KUWAIT: Over 3000 workers from different oil companies gathered at the Oil and Petrochemical Industries Workers Confederation building yesterday to protest against the proposed decisions to remove some of their benefits. The President of the Oil and Petrochemical Industries Workers Confederation Seif Al-Qahtani said that all the unions and workers are united – as they reject any form of cuts. “We’re not creating problems; we are just defending our rights,” he said.
“Oil labor unions have the same demands. We are against the Strategic Alternative which is – death to the oil sector. Also we are also against privatizing the oil sector which will put us under the power of private sector and the businessmen,” he added. Salah Al-Marzouq, Chairman of the KOC Labor Union said that the oil crisis is caused by wrong policies and bad management. “The salaries of the oil sector employees is already included in the cost of oil barrel – and is not included in the fifth section of the national budget (salaries) – so it’s not part of the budget” he stressed.

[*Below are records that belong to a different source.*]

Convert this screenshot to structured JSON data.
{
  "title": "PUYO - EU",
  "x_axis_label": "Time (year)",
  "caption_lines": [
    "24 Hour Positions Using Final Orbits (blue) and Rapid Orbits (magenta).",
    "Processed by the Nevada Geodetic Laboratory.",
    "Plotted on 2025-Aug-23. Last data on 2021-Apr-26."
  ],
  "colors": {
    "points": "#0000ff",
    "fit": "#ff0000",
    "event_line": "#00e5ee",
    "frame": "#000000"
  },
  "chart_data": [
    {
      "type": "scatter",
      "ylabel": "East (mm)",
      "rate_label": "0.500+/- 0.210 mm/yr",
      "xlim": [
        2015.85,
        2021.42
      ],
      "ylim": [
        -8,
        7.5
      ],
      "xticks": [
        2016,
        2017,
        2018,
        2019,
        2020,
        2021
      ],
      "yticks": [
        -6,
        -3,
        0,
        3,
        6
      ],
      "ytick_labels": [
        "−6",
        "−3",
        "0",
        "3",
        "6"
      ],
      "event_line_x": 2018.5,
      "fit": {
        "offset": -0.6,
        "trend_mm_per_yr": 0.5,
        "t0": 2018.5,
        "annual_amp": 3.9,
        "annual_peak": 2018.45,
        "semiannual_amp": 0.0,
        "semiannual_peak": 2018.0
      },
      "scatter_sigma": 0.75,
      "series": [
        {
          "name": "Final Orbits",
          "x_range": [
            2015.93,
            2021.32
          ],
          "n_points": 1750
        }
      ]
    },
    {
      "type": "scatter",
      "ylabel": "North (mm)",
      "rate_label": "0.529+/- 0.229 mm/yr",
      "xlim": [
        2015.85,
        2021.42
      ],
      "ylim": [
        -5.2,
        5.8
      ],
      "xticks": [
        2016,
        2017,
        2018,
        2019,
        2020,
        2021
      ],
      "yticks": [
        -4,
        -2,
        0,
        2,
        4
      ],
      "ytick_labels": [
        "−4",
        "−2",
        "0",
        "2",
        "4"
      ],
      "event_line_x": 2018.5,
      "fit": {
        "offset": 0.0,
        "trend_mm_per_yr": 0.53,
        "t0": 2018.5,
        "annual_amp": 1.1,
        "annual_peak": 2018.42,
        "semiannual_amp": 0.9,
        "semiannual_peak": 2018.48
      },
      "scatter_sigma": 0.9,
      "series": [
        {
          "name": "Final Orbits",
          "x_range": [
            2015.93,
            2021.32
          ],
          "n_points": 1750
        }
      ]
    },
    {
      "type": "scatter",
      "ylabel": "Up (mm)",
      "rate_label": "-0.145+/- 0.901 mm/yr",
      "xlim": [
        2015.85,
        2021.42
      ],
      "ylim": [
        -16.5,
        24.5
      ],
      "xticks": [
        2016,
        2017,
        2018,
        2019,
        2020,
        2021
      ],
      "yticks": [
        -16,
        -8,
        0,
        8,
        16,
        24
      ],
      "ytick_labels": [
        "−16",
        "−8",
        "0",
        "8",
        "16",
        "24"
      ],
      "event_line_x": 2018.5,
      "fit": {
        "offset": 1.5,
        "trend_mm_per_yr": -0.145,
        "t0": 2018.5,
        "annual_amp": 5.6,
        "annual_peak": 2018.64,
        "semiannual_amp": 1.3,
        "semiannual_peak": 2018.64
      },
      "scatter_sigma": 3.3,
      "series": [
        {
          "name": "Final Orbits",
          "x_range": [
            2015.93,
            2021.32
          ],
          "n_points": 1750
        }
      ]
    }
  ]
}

“If the minister and chairman of KOC continue to issue abusive decisions aiming to let the Kuwaiti employees leave the oil sector or violate their rights, we will continue to protest,” Al marzouq added. Mohammed Al-Hajiri, President of the Labor Union of Kuwait Petroleum Company noted that the salaries of the oil sector employees do not cost the government even 1 KD. Some of the MPs who attended the protest rally threaten to grill the Oil Minister if these decisions were taken. The MPs include; Abdullah Al Tamimi, Mohammed Tana, Khalid Al Tahous and Madhi Al Hajri.
Responding to recent inquiries about offering some oil facilities for ‘privatization’ through PPP (Public Private Partnership), Deputy PM, Finance Minister and Acting Oil Minister Anas Al-Saleh said that Kuwait’s development plan has adopted economic reforms based on PPP principles – creating real chances of partnership with the private sector.